Built with Play 2.2.1

###Installation:

  • Grab Play 2.2.1 from here and move to any <directory> with rw access
  • Add <directory/bin> to PATH variable
  • Clone this Repository and type play run to run app
  • For use with Eclipse, type play eclipse to create files to Import as Existing Project
  • Guide to configure your IDE is here, this part is important:

image

###Running/Debugging the Application:

  • Navigate to application directory
  • Run play debug run to start the application
  • In Eclipse, add a new Debug Configuration with the parameters:
    • Remote Java Application
    • Connection Type: Standard (Socket Attach)
    • Host: localhost
    • Port: 9999
    • Run Debug as -> select your configuration

##Git & Collab

###Branches & Forks For a clean and proper collaboration the following workflow is used:

  • Set your git to no-ff merges by git config --global --add merge.ff false
  • The original (doque's) repo will be the central repository called upstream
  • Everybody forks the repo and clone his/her own fork to local
  • Branches: master is a stable (i.e. release) branch, develop is something between alpha and RC and there will be several featureXYZ branches.
  • For every feature (or feature group) you create a branch based on the current develop (i.e. your develop branch based on the most recent upstream/development branch). If necessary pull, fetch & merge or rebase your develop on upstream/develop before you create the new feature branch
  • When a branch is ready to be merged you fetch upstream/develop and rebase your branch on it and then create a pull request. If there are conflicts you have to solve them before creating the pull request to upstream/develop

If you care why we decided to do it like this refer to here for branching patterns and here for no-ff.

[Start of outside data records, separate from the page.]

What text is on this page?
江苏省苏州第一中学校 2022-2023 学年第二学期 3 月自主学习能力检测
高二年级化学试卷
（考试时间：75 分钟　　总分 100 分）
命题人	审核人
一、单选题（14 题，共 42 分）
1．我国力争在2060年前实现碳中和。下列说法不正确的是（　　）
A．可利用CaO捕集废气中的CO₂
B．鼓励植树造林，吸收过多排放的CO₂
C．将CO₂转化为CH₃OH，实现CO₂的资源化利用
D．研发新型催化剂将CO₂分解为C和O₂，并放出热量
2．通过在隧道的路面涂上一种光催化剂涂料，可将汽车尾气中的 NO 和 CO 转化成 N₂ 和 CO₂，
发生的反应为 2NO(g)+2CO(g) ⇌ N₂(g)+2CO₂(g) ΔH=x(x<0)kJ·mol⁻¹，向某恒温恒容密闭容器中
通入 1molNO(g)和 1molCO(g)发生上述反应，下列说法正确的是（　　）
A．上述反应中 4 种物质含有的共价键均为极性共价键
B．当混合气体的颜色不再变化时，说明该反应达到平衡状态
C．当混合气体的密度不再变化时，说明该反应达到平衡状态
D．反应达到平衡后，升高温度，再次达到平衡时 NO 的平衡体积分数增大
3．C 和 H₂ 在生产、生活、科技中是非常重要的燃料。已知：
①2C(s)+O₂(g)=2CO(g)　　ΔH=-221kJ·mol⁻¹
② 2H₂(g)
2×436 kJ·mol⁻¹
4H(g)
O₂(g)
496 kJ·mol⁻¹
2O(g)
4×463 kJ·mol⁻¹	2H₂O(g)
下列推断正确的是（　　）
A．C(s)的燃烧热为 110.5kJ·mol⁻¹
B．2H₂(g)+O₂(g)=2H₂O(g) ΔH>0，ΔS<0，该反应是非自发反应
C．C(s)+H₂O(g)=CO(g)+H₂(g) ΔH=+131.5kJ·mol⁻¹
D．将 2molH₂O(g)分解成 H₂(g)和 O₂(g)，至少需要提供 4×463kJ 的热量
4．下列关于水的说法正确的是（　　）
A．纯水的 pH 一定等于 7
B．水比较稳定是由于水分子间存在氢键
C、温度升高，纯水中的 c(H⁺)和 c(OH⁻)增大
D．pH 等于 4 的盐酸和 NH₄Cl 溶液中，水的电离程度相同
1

For more detailed instructions see GitTutorial.md

###Commits

For commit messages a simple pattern is used:

  • First line contains a classification and a short description. The classification may be refactor, style, fix, feature, documentation (mey be extended later on). Limit the first line to 50 characters, so it will be displayed nicely on github
  • After that there will be a blank line followed a more detailed description in the 3rd line (and any further lines).

For example:

docu: adds info about git
    
Gives info about branching pattern, fork behaviour
and git settings and commit messages

Using this pattern will make the overall log is very readable and it is easy to automate the change log creation.